In Italia le startup continuano ad aumentare, sono oltre 11 mila. Una su quattro in Lombardia

Al termine del secondo trimestre 2020, il numero di organizzazioni iscritte alla sezione speciale del Registro delle Imprese è pari a 11.496, con un incremento di 290 unità (+2,6%) rispetto al trimestre precedente. Sono alcune dei dati che emergono dal nuovo report trimestrale di MISE, InfoCamere e Unioncamere sulle startup innovative

Le startup in Italia continuano ad aumentare: al termine del secondo trimestre 2020, il numero di organizzazioni iscritte alla sezione speciale del Registro delle Imprese è infatti pari a 11.496, con un incremento di 290 unità (+2,6%) rispetto al trimestre precedente. Sono alcune dei dati che emergono dal nuovo report trimestrale di MISE, InfoCamere e Unioncamere sulle startup innovative dedicato ai trend demografici e alle performance economiche delle startup innovative.
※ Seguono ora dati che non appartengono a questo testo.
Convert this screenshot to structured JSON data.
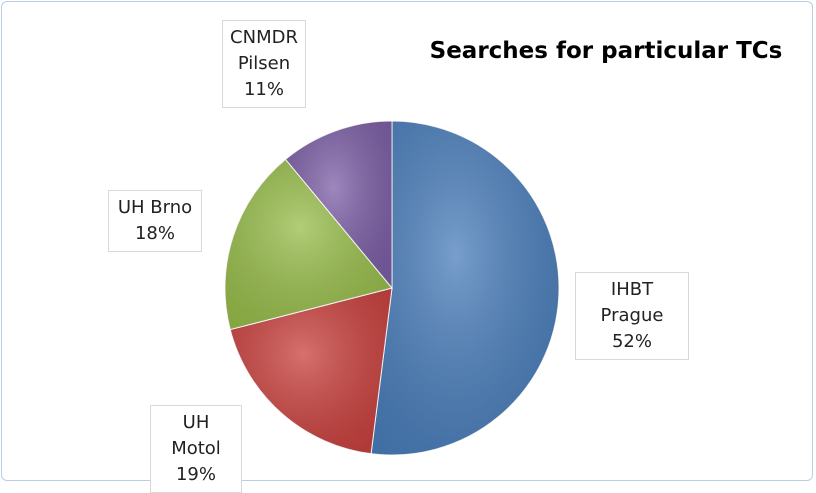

La Lombardia ospita oltre un quarto di tutte le startup italiane (27,3%). La sola provincia di Milano, con 2.254, rappresenta il 19,6% della popolazione, più di qualsiasi altra regione: solo il Lazio supera quota mille, in gran parte localizzate a Roma (1.178, 10,2% nazionale). Tuttavia, la regione con la maggiore densità di imprese innovative è il Trentino-Alto Adige, dove circa il 5,4% di tutte le società costituite negli ultimi 5 anni è una startup. Nell'ordine delle province, dopo Milano, nella top-5 figurano, nell’ordine, Napoli (425, 3,7%), Torino (390, 3,4%) e Bologna (320, 2,8%). La top-10 è completata da Padova, Bergamo, Bari, Salerno e Palermo. 

Elevata la rappresentazione di imprese fondate da under-35 (il 18,0% del totale), mentre risultano sottorappresentate le imprese femminili: 13,2%, contro un 21,7% registrato nel complesso delle società di capitali. 

Per quanto riguarda la distribuzione per settori di attività, il 73,3% delle startup innovative fornisce servizi alle imprese (in particolare, prevalgono le seguenti specializzazioni: produzione di software e consulenza informatica, 35,6%; attività di R&S, 13,8%; attività dei servizi d’informazione, 9,0%), il 17,9% opera nel manifatturiero (fabbricazione di macchinari, 3,2%; fabbricazione di computer e prodotti elettronici e ottici, 2,8%;), mentre il 3,3% opera nel commercio.

Le startup innovative sono soprattutto micro-imprese, vantando un valore della produzione medio di poco inferiore a 163 mila euro. Ciò è anche dovuto al ricambio costante cui è soggetta questa popolazione: per definizione, le imprese “best-performer”, più consolidate per età e fatturato, tendono progressivamente a perdere lo status di startup innovativa.